Written at the start of this blog, around December 2013.
- A raging perfectionist.
- A workaholic.
- Stressed, anxious, sick all the time.
- People pleaser.
- People fearer.
- Self hater.
Then I had a baby. My perfectionism ramped up to the nth degree and was completely unsustainable. With much urging from my mom, and many many MANY tears, I began to learn how to flow. I’ve even had people tell me that I am really laid back (no comment could shock me more). I think mom knows best though… her word for me: intense.
But I am truly starting to heal. In the years since my kiddos were born, I have come a long way. I am not always wracked with anxiety. At times, I have let good enough BE enough. I have had friends over while the house was messy. I have done the bare minimum, gone out without showering, and not shaven for weeks (and weeks…). I haven’t tried to please every single person in my life. I have braved the world of mommy groups. I have cut myself some slack, allowed myself to sometimes feel good about my mothering. But it really is not enough yet.

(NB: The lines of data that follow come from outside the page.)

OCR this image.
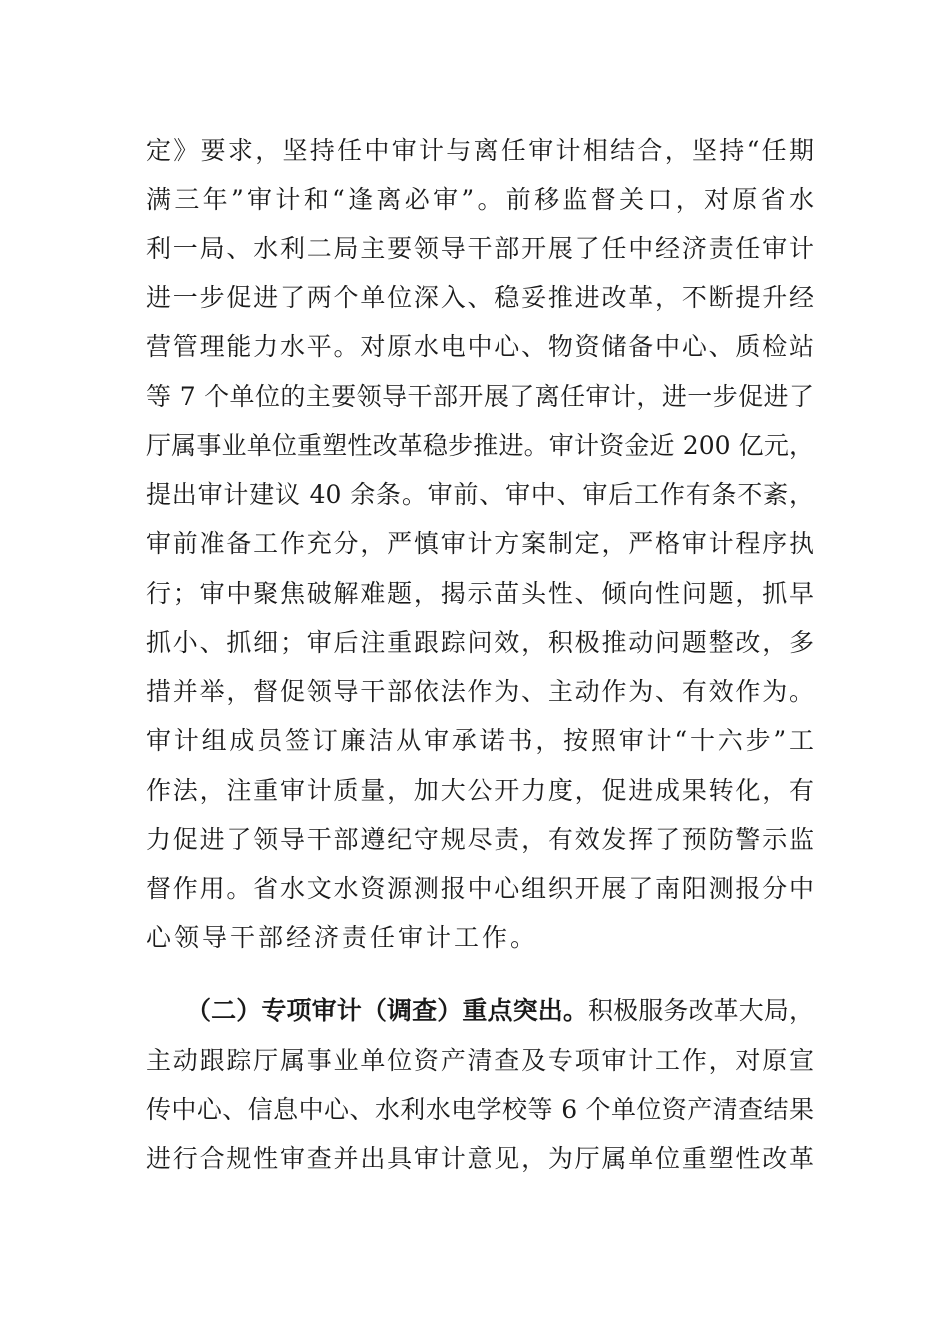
定》要求，坚持任中审计与离任审计相结合，坚持“任期
满三年”审计和“逢离必审”。前移监督关口，对原省水
利一局、水利二局主要领导干部开展了任中经济责任审计
进一步促进了两个单位深入、稳妥推进改革，不断提升经
营管理能力水平。对原水电中心、物资储备中心、质检站
等 7 个单位的主要领导干部开展了离任审计，进一步促进了
厅属事业单位重塑性改革稳步推进。审计资金近 200 亿元，
提出审计建议 40 余条。审前、审中、审后工作有条不紊，
审前准备工作充分，严慎审计方案制定，严格审计程序执
行；审中聚焦破解难题，揭示苗头性、倾向性问题，抓早
抓小、抓细；审后注重跟踪问效，积极推动问题整改，多
措并举，督促领导干部依法作为、主动作为、有效作为。
审计组成员签订廉洁从审承诺书，按照审计“十六步”工
作法，注重审计质量，加大公开力度，促进成果转化，有
力促进了领导干部遵纪守规尽责，有效发挥了预防警示监
督作用。省水文水资源测报中心组织开展了南阳测报分中
心领导干部经济责任审计工作。
（二）专项审计（调查）重点突出。积极服务改革大局，
主动跟踪厅属事业单位资产清查及专项审计工作，对原宣
传中心、信息中心、水利水电学校等 6 个单位资产清查结果
进行合规性审查并出具审计意见，为厅属单位重塑性改革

Hence this blog. I need some accountability and some structure. Putting it all out in the blogosphere somehow makes me feel like I need to make progress. For real. (Really hoping this works…) :)

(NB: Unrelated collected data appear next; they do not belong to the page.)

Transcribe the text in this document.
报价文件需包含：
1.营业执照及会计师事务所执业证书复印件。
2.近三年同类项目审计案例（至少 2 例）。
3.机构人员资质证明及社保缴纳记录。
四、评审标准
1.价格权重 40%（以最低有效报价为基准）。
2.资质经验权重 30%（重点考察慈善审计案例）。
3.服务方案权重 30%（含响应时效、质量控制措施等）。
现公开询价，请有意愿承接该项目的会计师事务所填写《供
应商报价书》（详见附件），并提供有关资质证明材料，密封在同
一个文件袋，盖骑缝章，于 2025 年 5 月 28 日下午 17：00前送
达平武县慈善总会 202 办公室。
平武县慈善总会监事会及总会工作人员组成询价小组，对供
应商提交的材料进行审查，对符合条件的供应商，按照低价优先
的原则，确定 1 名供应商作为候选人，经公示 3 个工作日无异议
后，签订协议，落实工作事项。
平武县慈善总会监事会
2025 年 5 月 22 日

So yeah. That’s me. Truly any mom. Crazed, worried, trying to cope, hoping to succeed in this role as mother. Trying to figure out what it means to succeed in this role.

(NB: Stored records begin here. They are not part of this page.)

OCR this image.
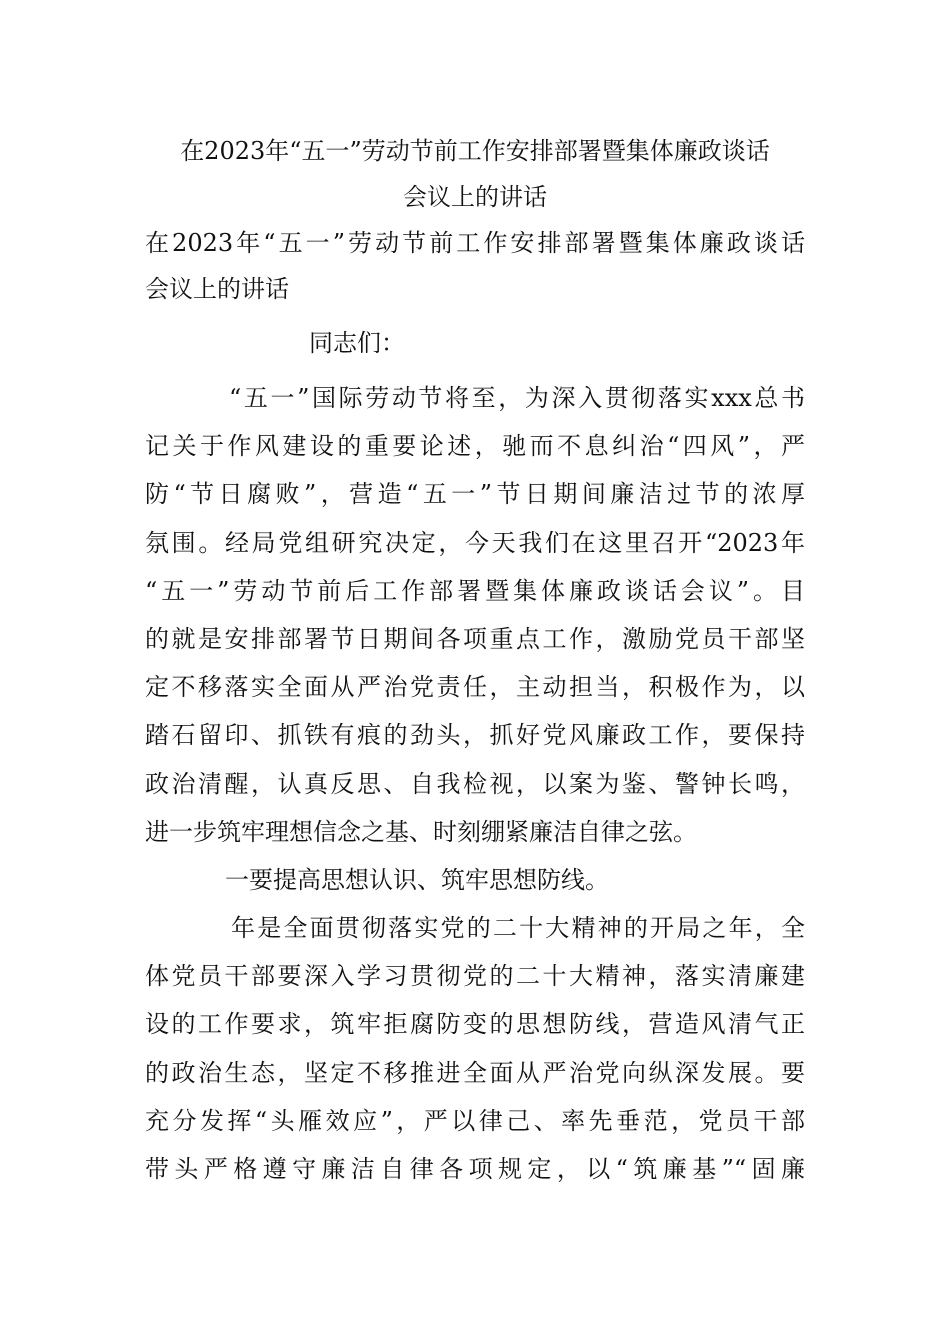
在2023年“五一”劳动节前工作安排部署暨集体廉政谈话
会议上的讲话
在2023年“五一”劳动节前工作安排部署暨集体廉政谈话
会议上的讲话
同志们：
“五一”国际劳动节将至，为深入贯彻落实xxx总书
记关于作风建设的重要论述，驰而不息纠治“四风”，严
防“节日腐败”，营造“五一”节日期间廉洁过节的浓厚
氛围。经局党组研究决定，今天我们在这里召开“2023年
“五一”劳动节前后工作部署暨集体廉政谈话会议”。目
的就是安排部署节日期间各项重点工作，激励党员干部坚
定不移落实全面从严治党责任，主动担当，积极作为，以
踏石留印、抓铁有痕的劲头，抓好党风廉政工作，要保持
政治清醒，认真反思、自我检视，以案为鉴、警钟长鸣，
进一步筑牢理想信念之基、时刻绷紧廉洁自律之弦。
一要提高思想认识、筑牢思想防线。
年是全面贯彻落实党的二十大精神的开局之年，全
体党员干部要深入学习贯彻党的二十大精神，落实清廉建
设的工作要求，筑牢拒腐防变的思想防线，营造风清气正
的政治生态，坚定不移推进全面从严治党向纵深发展。要
充分发挥“头雁效应”，严以律己、率先垂范，党员干部
带头严格遵守廉洁自律各项规定，以“筑廉基”“固廉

What I do have going for me is hope (and tenacity). I know there is a better way, a more authentic way for me to mother. I want to mother the way *I* want to mother. I need to figure out what that is… and then not be too tired to actually do it.
I promise to be totally honest and realistic about my attempts and my failures–and I hope they are enjoyable to read.
Woman, wife, mom, friend, daughter, sister, homemaker, writer, math teacher, choreographer, entrepreneur, book club maker, people helper, Jesus follower, always driven, outgoing homebody, and perpetual idealist.